Repairs to old guns which require new parts to be made and fitted are extremely costly, due to the high cost of skilled craftsmen capable of undertaking effective repairs. In many cases the actual cost can be much more than a gun is worth after repairs have been made. Additionally if owners live outside the United Kingdom then shipping the gun to and from UK adds many hundreds of pounds to the cost of any repair so having a gun repaired locally may be the only viable solution. Another consideration is that many old guns made before 1904 were proved for black powder cartridges and should not be used with modern ‘nitro’ cartridges without passing a re-proof test.
But, it is mainly due to the shortage of highly skilled craftsmen that we can no longer undertake repairs to old Greener guns made before 1985. Owners of Greener guns made before that year should consult their local gunsmith to see if repairs are possible and the likely costs involved. A competent local gunsmith should be able to provide advice on whether it is economical to repair a gun or not.
Many owners of guns ask about refurbishing a gun to make it look like new?
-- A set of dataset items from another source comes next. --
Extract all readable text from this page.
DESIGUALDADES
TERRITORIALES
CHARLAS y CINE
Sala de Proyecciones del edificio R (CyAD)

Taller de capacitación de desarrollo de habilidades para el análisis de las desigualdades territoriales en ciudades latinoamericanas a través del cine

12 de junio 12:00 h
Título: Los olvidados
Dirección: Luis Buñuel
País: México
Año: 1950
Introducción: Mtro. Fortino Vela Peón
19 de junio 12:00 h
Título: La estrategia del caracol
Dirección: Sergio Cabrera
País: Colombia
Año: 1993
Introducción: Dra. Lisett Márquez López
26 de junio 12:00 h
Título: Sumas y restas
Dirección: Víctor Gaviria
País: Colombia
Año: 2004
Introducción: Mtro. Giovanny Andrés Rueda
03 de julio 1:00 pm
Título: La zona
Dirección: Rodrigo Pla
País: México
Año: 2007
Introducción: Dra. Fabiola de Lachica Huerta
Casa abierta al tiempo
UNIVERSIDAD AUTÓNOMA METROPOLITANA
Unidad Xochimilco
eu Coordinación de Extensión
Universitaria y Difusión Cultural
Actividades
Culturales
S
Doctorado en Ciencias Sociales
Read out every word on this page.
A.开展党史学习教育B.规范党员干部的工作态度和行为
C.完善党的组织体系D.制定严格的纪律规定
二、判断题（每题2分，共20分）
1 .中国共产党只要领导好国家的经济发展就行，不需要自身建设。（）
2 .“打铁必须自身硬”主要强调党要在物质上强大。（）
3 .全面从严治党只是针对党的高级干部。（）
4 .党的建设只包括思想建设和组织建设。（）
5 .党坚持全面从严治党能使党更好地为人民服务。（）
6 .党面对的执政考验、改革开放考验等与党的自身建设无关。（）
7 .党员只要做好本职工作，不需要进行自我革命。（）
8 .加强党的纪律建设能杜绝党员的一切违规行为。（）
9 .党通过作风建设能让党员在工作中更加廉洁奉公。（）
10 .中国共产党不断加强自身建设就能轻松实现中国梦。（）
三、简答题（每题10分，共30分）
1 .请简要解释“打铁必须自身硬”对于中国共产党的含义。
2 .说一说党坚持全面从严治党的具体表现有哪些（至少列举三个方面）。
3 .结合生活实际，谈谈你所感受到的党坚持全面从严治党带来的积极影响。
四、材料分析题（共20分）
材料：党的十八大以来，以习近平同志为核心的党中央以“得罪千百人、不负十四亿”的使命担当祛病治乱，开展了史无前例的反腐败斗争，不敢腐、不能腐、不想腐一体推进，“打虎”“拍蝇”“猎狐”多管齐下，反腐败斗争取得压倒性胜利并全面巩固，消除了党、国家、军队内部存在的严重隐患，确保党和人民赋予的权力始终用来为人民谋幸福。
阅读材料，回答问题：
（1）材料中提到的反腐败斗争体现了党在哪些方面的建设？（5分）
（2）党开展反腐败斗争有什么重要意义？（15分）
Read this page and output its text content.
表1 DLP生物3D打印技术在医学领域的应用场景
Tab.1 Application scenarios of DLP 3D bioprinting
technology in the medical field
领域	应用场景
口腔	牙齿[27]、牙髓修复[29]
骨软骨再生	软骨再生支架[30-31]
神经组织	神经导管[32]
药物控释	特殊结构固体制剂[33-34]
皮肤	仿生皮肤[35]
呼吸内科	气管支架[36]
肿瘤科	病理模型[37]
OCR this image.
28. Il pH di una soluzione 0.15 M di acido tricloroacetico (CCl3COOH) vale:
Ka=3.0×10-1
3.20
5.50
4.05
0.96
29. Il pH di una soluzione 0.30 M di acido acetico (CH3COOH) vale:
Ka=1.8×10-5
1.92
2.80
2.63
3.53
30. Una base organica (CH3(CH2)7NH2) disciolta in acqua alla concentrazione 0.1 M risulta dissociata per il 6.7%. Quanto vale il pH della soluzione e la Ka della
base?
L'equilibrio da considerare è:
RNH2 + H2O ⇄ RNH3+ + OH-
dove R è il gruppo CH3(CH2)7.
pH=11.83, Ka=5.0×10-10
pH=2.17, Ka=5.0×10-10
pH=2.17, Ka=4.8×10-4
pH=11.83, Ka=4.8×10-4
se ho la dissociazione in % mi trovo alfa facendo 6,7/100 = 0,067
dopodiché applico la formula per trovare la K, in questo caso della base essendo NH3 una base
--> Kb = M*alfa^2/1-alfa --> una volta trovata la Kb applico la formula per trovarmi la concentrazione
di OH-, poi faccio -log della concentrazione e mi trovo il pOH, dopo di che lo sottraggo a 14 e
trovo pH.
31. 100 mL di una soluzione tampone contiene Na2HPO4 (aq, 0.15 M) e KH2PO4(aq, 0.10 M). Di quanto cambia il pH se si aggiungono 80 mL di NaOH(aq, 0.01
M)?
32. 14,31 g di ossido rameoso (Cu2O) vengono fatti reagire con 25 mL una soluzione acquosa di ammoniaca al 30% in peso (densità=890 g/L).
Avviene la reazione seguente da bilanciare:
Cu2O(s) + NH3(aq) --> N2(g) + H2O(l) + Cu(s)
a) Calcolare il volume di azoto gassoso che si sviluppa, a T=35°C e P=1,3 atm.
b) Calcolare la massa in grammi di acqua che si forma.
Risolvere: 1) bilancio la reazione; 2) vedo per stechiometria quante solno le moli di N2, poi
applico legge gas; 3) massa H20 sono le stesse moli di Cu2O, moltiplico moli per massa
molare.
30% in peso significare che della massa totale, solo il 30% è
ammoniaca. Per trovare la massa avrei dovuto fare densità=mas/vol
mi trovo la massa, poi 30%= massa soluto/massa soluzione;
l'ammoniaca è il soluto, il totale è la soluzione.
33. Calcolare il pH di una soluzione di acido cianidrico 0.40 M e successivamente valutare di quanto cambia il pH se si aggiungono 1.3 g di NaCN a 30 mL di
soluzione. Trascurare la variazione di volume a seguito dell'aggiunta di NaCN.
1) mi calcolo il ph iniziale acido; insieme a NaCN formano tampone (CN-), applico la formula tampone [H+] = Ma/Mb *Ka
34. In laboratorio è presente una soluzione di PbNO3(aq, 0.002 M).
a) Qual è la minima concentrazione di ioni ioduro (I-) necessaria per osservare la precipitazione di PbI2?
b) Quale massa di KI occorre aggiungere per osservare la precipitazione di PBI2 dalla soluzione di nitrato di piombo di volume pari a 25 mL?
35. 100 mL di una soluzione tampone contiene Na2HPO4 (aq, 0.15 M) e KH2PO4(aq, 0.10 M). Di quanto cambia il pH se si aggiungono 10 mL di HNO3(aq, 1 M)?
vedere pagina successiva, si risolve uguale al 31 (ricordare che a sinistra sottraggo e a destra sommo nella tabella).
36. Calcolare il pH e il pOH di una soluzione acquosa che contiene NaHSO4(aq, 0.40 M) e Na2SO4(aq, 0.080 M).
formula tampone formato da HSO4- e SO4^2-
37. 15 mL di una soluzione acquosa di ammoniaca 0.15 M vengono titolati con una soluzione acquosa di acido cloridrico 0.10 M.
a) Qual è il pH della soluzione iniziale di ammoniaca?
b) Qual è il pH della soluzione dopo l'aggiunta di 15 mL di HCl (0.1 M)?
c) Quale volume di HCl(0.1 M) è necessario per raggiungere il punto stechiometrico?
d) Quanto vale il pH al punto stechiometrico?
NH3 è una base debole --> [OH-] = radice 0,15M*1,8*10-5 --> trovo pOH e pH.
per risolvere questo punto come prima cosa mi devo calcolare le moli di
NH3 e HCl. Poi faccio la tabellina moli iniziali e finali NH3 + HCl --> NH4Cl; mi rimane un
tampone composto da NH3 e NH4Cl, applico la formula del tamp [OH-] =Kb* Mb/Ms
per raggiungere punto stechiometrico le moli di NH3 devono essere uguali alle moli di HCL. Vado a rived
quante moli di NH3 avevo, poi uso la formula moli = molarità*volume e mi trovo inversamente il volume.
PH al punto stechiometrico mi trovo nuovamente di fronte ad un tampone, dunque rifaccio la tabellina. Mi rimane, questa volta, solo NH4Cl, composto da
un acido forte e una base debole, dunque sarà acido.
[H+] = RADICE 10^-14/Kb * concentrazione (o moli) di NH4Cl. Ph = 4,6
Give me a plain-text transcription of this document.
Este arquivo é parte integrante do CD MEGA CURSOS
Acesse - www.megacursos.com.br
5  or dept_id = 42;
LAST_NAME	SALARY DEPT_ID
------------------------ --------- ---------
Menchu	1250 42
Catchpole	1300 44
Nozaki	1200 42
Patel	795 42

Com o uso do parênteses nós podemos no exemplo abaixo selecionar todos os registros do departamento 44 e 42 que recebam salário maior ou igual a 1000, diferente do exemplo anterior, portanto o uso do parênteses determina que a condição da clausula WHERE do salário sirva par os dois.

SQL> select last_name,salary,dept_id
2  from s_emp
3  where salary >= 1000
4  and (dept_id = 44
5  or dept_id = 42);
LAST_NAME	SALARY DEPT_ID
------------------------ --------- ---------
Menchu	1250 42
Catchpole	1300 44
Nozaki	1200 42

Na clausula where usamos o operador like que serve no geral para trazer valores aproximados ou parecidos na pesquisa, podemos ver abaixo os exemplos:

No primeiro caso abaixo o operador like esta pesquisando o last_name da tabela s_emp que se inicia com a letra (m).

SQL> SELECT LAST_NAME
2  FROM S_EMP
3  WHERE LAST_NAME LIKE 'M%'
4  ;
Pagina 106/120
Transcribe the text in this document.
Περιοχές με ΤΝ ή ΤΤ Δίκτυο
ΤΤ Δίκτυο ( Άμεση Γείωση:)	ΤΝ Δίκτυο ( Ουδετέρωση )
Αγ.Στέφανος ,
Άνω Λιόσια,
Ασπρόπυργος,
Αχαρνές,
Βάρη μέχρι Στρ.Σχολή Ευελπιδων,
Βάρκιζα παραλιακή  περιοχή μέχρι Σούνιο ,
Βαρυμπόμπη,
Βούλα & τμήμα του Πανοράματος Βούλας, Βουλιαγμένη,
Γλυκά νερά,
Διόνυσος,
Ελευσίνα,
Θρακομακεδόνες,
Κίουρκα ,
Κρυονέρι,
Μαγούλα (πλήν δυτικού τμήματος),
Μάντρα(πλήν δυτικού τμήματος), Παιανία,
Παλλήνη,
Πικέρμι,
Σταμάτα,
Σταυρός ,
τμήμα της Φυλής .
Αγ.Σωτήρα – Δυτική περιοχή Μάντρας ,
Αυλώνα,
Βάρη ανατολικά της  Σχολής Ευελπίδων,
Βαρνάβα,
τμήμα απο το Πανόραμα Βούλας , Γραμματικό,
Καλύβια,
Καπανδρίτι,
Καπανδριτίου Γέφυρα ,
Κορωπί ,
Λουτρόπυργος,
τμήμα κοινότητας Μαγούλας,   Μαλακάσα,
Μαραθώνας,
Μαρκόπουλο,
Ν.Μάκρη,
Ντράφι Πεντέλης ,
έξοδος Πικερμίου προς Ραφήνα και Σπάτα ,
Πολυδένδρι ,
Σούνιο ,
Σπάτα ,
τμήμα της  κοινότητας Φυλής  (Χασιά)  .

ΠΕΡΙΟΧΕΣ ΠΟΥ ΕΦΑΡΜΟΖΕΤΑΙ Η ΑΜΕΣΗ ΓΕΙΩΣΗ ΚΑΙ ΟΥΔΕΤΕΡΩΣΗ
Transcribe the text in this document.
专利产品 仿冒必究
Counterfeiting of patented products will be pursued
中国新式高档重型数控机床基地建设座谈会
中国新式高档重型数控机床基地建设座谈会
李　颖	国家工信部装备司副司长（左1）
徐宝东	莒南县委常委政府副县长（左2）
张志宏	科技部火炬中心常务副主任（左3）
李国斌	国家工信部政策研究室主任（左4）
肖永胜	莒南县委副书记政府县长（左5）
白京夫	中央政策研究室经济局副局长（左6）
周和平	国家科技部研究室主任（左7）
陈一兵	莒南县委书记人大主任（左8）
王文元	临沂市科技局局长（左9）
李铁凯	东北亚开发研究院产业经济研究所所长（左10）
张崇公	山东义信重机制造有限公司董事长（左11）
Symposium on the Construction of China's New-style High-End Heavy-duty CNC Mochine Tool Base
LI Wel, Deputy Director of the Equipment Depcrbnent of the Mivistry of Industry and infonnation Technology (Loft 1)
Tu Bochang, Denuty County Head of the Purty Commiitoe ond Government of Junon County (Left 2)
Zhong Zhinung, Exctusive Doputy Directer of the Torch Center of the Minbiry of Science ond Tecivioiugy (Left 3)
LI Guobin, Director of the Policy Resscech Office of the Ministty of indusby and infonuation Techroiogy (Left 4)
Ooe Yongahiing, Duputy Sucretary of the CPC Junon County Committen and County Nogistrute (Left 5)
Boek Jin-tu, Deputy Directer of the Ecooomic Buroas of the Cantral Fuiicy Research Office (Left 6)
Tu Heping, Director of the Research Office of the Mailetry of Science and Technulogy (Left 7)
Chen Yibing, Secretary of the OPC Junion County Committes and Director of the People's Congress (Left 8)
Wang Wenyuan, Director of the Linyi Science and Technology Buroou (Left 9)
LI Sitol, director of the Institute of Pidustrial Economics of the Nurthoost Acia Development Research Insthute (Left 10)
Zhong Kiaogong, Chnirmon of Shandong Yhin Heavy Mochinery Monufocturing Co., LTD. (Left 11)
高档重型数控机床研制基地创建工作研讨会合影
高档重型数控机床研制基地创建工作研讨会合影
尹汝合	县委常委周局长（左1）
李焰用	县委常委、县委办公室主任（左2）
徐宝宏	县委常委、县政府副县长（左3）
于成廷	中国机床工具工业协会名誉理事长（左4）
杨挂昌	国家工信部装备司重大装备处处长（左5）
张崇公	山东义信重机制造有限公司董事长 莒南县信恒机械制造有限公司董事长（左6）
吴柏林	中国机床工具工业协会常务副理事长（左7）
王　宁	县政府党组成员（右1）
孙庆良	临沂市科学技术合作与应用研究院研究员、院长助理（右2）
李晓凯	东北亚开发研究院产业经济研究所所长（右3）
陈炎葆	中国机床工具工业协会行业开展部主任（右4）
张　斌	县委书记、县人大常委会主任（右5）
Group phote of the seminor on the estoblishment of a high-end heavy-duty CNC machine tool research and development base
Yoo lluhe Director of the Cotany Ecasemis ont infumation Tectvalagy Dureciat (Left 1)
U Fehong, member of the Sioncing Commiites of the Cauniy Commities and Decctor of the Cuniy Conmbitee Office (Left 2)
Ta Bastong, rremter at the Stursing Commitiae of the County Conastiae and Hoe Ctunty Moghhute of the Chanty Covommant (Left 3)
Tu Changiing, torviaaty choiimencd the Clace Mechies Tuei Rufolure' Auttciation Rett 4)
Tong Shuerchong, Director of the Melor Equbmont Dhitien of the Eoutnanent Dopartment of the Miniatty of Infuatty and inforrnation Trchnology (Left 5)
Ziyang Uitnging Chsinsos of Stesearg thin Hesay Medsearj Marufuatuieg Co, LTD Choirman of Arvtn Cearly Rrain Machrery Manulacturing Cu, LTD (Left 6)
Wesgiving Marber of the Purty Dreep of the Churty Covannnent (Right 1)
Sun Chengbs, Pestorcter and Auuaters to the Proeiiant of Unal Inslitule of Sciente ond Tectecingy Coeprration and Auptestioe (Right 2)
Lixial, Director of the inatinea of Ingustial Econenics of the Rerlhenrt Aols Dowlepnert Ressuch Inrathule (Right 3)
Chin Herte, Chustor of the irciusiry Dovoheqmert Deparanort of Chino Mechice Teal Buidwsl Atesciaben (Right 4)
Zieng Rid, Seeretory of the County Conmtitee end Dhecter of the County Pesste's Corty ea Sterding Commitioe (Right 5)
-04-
Generally collectors of guns prefer them to be in a condition as near to that when it left the factory but, they also prefer a gun which is showing the usual signs of wear and tear associated with its use in the field rather than one which has been refurbished. So, our general advice to owners wanting to just improve the looks of their gun is - don’t. If something goes wrong with a gun then by all means have it repaired if it is economical to do so. Even a repaired gun showing signs of wear and tear will generally be more valuable than one which has been refurbished unnecessarily.
Greener guns require little maintenance other than cleaning the inside of the barrels after use by removing the gunpowder residues and ensuring there is a thin film of gun oil applied throughout their length, internally and externally. Occasionally during the season it may be necessary rub a little raw linseed oil into the stock and fore end wood. But, stripping and cleaning the action, and any other maintenance or repairs, should be left to an experienced and qualified gunsmith.